Manuel DeLanda. A Materialist Theory of Language. 2011


source: European Graduate School     2012年11月13日
http://www.egs.edu/ Manuel Delanda, contemporary philosopher, uses assemblage theory to provide a materialist theory of language. In the process, DeLanda confronts linguists such as Noam Chomsky, William Labov, and Ferdinand de Saussure. Public open lecture for the students and faculty of the European Graduate School EGS Media and Communication Studies department program Saas-Fee Switzerland. 2011 Manuel DeLanda.

Manuel DeLanda, (born 1952 in Mexico City), is a writer, artist and distinguished philosopher who has lived in New York since 1975. He is a professor and the Gilles Deleuze Chair of Contemporary Philosophy and Science at the European Graduate School in Saas-Fee, Switzerland, a professor at the Canisius College in Buffalo, New York, and professor at the University of Pennsylvania School of Design in Philadelphia, Pennsylvania. DeLanda was formerly an Adjunct Associate Professor at Graduate School of Architecture, Planning and Preservation at Columbia University (New York).

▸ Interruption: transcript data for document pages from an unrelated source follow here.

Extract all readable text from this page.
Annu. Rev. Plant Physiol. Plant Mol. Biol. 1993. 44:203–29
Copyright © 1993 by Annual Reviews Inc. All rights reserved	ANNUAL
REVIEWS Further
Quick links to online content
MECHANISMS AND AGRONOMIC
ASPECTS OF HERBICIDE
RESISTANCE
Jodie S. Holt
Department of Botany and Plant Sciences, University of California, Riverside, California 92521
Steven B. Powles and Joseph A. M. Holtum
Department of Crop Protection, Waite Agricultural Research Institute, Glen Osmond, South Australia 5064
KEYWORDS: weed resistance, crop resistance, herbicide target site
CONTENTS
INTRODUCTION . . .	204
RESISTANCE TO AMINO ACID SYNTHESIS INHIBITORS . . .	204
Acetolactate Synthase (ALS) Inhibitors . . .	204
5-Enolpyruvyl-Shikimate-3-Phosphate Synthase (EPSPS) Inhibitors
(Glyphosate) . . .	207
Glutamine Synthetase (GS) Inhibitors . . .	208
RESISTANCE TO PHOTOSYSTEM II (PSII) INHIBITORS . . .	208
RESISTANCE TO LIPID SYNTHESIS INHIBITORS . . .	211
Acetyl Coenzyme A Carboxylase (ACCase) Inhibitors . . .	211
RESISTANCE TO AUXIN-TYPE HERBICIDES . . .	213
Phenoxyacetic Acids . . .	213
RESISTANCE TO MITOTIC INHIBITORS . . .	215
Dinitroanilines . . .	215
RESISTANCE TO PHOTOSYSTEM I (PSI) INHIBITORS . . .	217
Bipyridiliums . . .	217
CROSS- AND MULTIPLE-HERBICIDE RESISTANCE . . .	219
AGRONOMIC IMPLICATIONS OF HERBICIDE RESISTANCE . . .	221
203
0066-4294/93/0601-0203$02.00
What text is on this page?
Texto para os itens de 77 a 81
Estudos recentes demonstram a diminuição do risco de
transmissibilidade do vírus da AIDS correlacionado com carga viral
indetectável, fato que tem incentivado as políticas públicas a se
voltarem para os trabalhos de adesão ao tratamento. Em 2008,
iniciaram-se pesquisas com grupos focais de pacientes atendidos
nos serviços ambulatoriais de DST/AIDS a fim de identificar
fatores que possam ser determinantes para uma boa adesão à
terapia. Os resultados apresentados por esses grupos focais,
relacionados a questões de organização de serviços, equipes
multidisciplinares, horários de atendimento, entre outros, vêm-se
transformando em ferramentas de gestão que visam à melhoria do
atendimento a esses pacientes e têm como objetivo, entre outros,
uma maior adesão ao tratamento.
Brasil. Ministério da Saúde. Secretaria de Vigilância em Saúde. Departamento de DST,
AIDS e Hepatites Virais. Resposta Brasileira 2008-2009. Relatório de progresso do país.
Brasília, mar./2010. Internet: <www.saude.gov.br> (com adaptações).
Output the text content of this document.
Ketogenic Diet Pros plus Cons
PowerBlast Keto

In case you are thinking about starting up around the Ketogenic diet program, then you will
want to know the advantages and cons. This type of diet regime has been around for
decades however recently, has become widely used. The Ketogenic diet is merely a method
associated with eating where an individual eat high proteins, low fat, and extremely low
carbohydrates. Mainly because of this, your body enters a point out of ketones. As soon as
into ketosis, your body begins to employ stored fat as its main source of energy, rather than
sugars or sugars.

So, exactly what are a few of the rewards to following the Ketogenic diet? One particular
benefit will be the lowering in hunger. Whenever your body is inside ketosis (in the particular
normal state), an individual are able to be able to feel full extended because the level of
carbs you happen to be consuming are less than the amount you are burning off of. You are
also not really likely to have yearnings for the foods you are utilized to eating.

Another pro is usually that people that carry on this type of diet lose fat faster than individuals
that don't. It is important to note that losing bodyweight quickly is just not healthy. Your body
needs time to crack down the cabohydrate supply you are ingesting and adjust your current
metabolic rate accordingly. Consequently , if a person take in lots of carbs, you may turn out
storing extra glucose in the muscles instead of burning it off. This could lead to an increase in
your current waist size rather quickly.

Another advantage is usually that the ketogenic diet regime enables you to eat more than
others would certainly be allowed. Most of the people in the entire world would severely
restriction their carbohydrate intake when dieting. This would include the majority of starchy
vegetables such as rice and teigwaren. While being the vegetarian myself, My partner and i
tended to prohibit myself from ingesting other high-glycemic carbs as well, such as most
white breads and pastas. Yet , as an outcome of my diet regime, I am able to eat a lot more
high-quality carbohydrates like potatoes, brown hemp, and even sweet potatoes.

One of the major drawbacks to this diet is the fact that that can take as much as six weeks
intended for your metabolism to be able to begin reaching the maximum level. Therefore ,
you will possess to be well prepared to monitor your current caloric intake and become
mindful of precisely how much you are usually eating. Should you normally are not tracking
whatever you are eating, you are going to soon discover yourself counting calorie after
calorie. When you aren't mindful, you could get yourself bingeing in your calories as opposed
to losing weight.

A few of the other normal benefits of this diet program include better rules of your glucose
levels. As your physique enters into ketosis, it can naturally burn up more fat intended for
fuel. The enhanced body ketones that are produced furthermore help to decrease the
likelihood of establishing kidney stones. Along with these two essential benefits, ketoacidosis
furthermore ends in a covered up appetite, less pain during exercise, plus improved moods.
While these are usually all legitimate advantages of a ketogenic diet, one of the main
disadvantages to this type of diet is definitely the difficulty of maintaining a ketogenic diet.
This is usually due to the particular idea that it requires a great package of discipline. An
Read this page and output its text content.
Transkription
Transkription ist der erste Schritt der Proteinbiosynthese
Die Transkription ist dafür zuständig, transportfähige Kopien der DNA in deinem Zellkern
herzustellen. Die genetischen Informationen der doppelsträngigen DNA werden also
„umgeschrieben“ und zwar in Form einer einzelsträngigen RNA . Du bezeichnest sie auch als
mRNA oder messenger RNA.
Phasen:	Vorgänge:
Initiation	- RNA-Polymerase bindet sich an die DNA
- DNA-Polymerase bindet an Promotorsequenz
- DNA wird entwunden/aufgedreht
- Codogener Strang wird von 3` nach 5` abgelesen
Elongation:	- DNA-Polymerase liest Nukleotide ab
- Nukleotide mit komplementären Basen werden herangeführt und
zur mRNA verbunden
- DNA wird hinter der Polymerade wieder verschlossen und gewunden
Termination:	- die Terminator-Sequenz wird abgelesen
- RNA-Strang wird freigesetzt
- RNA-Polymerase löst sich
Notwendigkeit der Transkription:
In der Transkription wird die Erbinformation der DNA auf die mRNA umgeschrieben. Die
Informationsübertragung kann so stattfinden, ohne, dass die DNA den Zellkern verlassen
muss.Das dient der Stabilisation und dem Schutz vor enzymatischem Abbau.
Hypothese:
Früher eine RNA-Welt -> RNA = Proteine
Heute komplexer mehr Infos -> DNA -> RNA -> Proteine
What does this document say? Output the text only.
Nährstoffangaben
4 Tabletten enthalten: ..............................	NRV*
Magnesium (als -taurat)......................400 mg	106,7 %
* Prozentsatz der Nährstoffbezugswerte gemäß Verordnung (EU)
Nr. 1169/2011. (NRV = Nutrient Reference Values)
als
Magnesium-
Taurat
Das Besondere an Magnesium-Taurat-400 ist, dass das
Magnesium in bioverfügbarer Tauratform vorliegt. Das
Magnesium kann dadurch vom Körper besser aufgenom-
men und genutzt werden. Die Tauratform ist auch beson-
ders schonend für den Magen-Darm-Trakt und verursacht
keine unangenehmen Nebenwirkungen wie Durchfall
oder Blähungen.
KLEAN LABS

He is the author of War In the Age of Intelligent Machines (1991), A Thousand Years of Nonlinear History (1997), Intensive Science and Virtual Philosophy (2002), A New Philosophy of Society: Assemblage Theory and Social Complexity (2006), Deleuze: History and Science (2010), and Philosophy and Simulation: The Emergence of Synthetic Reason (2011). He has published many articles and essays and lectured extensively in Europe and in the United States. His work focuses on the theories of the French philosopher Gilles Deleuze on one hand, and modern science, self-organizing matter, artificial life and intelligence, economics, architecture, chaos theory, history of science, nonlinear science, cellular automata on the other. De Landa became a principal figure in the "new materialism" based on his application of Deleuze's realist ontology. His universal research into "morphogenesis" - the production of the semi-stable structures out of material flows that are constitutive of the natural and social world - has been of interest to theorists across many academic and professional disciplines.